Author:Rutkowski, Jan; Collection Title:Policy, Research working paper series ; no. WPS 2946
Country:Lithuania; Date Stored:2003/03/07
Document Date:2003/01/31Document Type:Policy Research Working Paper
SubTopics:Environmental Economics & Policies; Labor Standards; Banks & Banking Reform; Labor Management and Relations; Labor Markets; Labor PoliciesLanguage:English
Major Sector:(Historic)Sector not applicableRegion:Europe and Central Asia
Report Number:WPS2946Sub Sectors:(Historic)Sector not applicable
Volume No:1  

Summary: Lithuania is a transition economy undergoing rapid enterprise restructuring associated with substantial job turnover. At the same time, unemployment in Lithuania is high and of long duration. This presents a puzzle: high job turnover epitomizes labor market flexibility, while high unemployment indicates labor market rigidities. What are the reasons behind this paradox? Why do the unemployed not benefit from job opportunities created by high job turnover, which entails high rates of job creation and hiring? To answer this question, the author looks at three perspectives on labor market flexibility: 1) The macroeconomic perspective-A flexible labor market is one that facilitates full use and efficient allocation of labor resources. 2) The worker perspective-A flexible labor market means ease in finding a job paying a wage adequate to the worker's effort and skills. 3) The employer perspective-A flexible labor market does not unduly constrain the employer's ability to adjust employment and wages to changing market conditions. The author looks at all three dimensions of labor market flexibility by analyzing job reallocation, worker transitions across labor force states, wage distribution, and regulatory constraints faced by employers.
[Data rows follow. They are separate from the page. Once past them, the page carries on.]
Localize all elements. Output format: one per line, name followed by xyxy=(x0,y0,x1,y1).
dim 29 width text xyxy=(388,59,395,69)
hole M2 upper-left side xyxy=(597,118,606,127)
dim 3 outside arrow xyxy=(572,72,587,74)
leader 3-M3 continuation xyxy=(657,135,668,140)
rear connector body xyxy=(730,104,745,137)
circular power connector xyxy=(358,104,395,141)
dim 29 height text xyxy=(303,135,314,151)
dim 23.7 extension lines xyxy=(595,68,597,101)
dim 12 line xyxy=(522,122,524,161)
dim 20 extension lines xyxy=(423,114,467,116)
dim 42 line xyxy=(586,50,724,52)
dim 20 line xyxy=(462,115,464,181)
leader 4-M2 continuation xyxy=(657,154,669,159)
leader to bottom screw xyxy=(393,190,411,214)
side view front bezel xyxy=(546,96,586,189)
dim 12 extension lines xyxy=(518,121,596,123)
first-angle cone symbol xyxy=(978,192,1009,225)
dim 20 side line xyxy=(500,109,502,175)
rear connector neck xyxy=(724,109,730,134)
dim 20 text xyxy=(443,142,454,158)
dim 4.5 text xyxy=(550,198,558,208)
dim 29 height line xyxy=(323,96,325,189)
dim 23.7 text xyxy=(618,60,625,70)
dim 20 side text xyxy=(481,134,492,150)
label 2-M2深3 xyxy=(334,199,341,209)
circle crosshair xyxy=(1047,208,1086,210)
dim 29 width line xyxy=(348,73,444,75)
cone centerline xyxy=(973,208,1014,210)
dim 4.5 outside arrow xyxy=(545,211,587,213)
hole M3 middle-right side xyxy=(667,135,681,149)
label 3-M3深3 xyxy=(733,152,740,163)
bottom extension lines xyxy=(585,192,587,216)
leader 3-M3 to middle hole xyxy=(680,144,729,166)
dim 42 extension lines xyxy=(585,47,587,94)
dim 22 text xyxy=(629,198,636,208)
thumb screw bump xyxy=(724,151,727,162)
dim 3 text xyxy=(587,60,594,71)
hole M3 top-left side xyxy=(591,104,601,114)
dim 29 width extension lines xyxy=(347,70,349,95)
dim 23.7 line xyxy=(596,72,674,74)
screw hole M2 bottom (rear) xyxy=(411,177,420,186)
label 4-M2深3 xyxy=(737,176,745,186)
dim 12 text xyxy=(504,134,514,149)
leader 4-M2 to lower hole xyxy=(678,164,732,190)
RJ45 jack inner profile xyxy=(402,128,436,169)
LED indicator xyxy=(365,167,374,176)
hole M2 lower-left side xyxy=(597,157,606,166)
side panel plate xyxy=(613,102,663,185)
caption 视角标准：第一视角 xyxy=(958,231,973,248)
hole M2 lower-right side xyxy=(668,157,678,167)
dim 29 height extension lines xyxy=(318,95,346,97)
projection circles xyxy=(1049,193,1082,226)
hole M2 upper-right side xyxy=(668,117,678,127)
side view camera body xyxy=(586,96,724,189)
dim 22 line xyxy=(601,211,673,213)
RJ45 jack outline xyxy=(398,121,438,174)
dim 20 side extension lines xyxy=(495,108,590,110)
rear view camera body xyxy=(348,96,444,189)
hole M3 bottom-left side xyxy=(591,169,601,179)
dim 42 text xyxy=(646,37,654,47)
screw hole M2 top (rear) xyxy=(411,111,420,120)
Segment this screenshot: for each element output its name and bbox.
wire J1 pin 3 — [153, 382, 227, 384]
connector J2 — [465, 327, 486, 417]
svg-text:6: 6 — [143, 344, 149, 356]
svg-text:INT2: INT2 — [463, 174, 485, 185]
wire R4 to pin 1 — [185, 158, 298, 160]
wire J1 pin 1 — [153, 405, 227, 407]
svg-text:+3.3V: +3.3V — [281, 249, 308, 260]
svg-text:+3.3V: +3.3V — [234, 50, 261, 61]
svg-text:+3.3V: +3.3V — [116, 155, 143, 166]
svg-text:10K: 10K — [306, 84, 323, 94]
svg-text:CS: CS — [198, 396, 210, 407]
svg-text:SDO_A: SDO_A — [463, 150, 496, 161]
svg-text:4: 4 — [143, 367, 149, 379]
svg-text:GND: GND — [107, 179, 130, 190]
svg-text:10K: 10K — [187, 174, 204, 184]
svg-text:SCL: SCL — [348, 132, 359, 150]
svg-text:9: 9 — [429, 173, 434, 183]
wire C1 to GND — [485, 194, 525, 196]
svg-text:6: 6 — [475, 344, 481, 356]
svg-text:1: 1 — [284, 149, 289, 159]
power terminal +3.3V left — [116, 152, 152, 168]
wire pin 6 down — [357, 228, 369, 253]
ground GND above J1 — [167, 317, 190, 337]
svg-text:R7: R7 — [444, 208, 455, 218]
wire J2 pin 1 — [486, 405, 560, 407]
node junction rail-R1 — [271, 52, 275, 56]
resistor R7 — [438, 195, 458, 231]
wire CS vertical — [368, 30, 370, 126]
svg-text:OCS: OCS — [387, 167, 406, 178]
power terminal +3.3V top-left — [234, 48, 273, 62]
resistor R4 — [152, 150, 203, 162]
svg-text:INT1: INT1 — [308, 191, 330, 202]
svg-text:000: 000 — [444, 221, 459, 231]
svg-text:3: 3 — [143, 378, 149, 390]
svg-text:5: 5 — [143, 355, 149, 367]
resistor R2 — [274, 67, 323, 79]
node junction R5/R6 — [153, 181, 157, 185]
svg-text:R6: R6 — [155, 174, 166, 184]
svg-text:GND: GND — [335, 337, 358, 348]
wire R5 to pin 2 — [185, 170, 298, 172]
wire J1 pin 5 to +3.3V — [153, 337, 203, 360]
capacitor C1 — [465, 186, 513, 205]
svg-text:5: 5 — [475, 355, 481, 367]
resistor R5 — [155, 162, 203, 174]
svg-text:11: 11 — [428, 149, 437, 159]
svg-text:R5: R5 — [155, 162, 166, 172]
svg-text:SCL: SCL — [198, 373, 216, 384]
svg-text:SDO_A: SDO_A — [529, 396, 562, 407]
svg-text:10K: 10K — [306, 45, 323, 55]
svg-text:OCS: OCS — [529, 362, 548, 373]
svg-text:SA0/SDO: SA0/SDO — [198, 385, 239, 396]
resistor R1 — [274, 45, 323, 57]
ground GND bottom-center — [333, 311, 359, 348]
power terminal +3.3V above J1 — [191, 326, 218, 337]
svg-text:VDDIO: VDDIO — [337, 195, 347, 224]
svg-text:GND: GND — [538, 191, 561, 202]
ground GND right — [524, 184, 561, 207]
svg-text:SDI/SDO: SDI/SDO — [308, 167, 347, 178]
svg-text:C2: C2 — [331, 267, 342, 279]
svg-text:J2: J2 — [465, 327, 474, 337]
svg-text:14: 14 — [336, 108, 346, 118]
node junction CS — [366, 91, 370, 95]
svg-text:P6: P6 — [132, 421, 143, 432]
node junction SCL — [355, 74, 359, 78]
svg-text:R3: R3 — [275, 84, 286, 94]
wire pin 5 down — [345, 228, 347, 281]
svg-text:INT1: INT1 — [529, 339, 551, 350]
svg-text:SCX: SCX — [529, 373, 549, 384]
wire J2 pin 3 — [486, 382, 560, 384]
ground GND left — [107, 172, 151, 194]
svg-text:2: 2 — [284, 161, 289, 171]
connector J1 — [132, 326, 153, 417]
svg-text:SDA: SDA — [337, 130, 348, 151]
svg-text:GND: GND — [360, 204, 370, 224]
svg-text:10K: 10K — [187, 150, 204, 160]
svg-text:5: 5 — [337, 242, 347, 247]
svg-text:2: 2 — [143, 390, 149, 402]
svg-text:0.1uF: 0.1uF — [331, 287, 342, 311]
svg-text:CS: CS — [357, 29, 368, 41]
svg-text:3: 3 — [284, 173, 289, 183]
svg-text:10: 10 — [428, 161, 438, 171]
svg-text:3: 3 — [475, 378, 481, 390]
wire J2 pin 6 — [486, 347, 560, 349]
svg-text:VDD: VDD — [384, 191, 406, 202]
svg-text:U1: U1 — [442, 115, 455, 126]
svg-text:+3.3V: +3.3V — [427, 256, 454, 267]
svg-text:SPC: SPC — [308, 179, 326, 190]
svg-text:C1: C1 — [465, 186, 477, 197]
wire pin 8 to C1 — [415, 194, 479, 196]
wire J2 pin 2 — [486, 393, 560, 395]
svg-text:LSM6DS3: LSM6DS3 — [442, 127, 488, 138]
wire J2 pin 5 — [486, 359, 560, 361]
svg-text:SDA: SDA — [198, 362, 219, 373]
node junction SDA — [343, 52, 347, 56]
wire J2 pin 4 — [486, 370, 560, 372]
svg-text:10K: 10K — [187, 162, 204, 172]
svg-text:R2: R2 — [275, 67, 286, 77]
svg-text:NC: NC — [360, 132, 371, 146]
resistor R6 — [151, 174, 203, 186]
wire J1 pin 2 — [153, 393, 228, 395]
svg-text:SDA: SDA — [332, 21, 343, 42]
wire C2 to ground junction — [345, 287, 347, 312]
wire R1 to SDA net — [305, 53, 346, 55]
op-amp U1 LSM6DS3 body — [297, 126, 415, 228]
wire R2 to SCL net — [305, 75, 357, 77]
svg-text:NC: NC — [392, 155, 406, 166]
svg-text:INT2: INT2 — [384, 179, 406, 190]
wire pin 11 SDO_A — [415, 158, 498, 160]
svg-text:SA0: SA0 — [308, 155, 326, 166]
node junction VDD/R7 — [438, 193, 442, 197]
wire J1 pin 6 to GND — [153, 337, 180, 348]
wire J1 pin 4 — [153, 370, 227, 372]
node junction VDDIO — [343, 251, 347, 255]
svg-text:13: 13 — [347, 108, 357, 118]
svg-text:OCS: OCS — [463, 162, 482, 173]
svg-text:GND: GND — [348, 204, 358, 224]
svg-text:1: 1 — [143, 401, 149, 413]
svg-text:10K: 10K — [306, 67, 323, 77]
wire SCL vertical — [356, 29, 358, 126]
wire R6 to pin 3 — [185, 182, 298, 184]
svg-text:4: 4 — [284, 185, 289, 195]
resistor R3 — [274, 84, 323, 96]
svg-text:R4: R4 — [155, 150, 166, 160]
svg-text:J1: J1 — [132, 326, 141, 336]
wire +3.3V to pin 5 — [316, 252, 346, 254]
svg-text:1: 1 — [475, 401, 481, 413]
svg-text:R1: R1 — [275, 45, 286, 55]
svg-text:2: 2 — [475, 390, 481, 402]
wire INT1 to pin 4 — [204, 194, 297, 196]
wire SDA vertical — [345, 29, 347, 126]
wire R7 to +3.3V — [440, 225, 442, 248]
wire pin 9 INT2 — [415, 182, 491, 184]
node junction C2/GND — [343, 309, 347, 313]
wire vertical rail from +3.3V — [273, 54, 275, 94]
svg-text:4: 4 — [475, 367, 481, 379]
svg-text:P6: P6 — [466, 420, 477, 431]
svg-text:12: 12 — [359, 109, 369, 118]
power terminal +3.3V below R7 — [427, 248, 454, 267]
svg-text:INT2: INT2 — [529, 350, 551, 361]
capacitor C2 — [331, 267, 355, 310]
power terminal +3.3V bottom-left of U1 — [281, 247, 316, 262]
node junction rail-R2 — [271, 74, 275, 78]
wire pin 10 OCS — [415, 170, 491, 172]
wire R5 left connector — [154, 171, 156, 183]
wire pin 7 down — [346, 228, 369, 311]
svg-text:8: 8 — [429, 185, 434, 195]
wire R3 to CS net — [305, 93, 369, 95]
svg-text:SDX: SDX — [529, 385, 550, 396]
He focuses on the issue of job creation and job destruction, using micro level data on all registered firms. He finds that flexibility in one dimension can concur with rigidities in the other. Specifically, employers in Lithuania have a substantial degree of flexibility with employment adjustment coupled with limited flexibility to wage adjustment due to a high statutory minimum wage. The relatively rigid wage structure locks low productivity workers who are preponderant among the unemployed. The low-skilled long-term unemployed have become marginalized and unable to successfully compete for available jobs, while the high job turnover is accounted for largely by job-to-job transitions. As a result, a dynamic labor market coincides with a stagnant unemployment pool.